Eros, also known as Starfox, is far less brutal than his brother in the comics. That's not to say he's a good guy, he's just not a universe-conquering titan. He's spent a fair amount of time as his brother's prisoner, and can alternate between hero or villain depending on the story. Eros' main power, besides the requisite ability to shoot various beams, is that of emotional manipulation: he can form psychic connections with people and change how they feel.

There are several questions here, but they all amount to the same thing: what's he going to do in the MCU? Will he be the next big villain? Will the upcoming "She-Hulk" on Disney+ adapt the storyline in which he goes on trial for manipulating women's feelings? Perhaps most importantly, will he sing? Please let him sing.

How were the Deviants flawed in design?

For half of "Eternals," we're led to believe that the Deviants are an evil alien force that indiscriminately attacks life on various planets. We're given no reason to doubt that and see the Eternals — who were supposedly created by the Celestials to stop the Deviants — fight them off over the course of countless generations. Then, about halfway into the movie, we're thrown a curveball: the Celestials created the Deviants first, as a way to control environments with no natural apex predators. They only became bloodthirsty after a flaw in their design saw them evolve out of control.

At least one Deviant learns to talk, and confirms this story to the Eternals. But that raises the question: what was the flaw?
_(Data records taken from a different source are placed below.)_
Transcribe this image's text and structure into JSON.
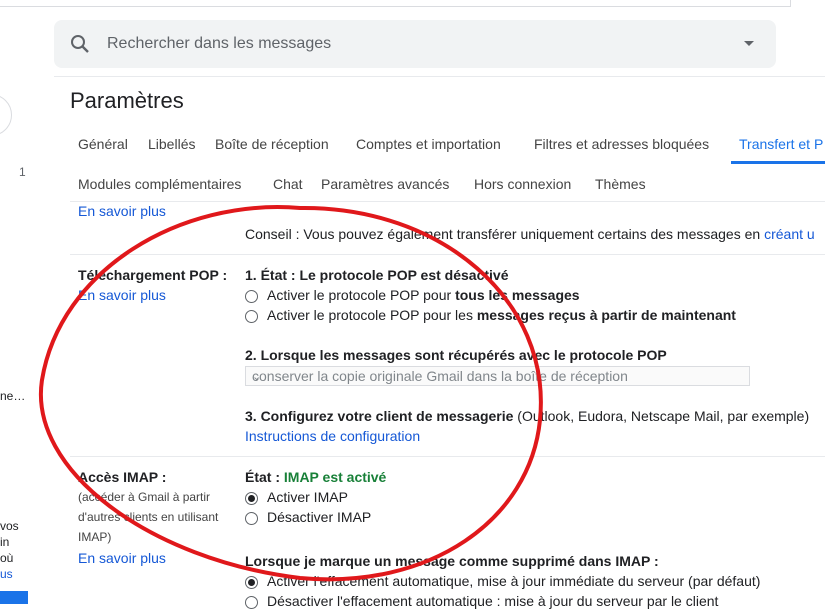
{
  "search": {
    "placeholder": "Rechercher dans les messages"
  },
  "page_title": "Paramètres",
  "left_partial": {
    "count": "1",
    "text1": "ne…",
    "text2": "vos",
    "text3": "in",
    "text4": "où",
    "text5": "us"
  },
  "tabs_row1": [
    "Général",
    "Libellés",
    "Boîte de réception",
    "Comptes et importation",
    "Filtres et adresses bloquées",
    "Transfert et P"
  ],
  "tabs_row2": [
    "Modules complémentaires",
    "Chat",
    "Paramètres avancés",
    "Hors connexion",
    "Thèmes"
  ],
  "forward": {
    "learn_more": "En savoir plus",
    "tip": "Conseil : Vous pouvez également transférer uniquement certains des messages en",
    "tip_link": "créant u"
  },
  "pop": {
    "label": "Téléchargement POP :",
    "learn_more": "En savoir plus",
    "status_heading": "1. État : Le protocole POP est désactivé",
    "opt1_prefix": "Activer le protocole POP pour ",
    "opt1_bold": "tous les messages",
    "opt2_prefix": "Activer le protocole POP pour les ",
    "opt2_bold": "messages reçus à partir de maintenant",
    "step2_heading": "2. Lorsque les messages sont récupérés avec le protocole POP",
    "step2_select": "conserver la copie originale Gmail dans la boîte de réception",
    "step3_bold": "3. Configurez votre client de messagerie",
    "step3_rest": " (Outlook, Eudora, Netscape Mail, par exemple)",
    "step3_link": "Instructions de configuration"
  },
  "imap": {
    "label": "Accès IMAP :",
    "sub1": "(accéder à Gmail à partir",
    "sub2": "d'autres clients en utilisant",
    "sub3": "IMAP)",
    "learn_more": "En savoir plus",
    "status_prefix": "État : ",
    "status_value": "IMAP est activé",
    "opt_enable": "Activer IMAP",
    "opt_disable": "Désactiver IMAP",
    "delete_heading": "Lorsque je marque un message comme supprimé dans IMAP :",
    "delete_opt1": "Activer l'effacement automatique, mise à jour immédiate du serveur (par défaut)",
    "delete_opt2": "Désactiver l'effacement automatique : mise à jour du serveur par le client"
  },
  "colors": {
    "accent": "#1a73e8",
    "link": "#1558d6",
    "success": "#188038",
    "annotation": "#e0181b"
  }
}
This is admittedly getting into the weeds a bit, but "Eternals" is a movie packed to the gills with detailed lore. Will we ever learn about the Deviants' true design, or what went wrong? Are the Deviants themselves aware of this flaw? Can it be corrected? Given that we haven't seen the last of the Deviants on Earth and have barely seen them on any other planets at all, we might find out one day. Or it'll never be brought up again. Place your bets.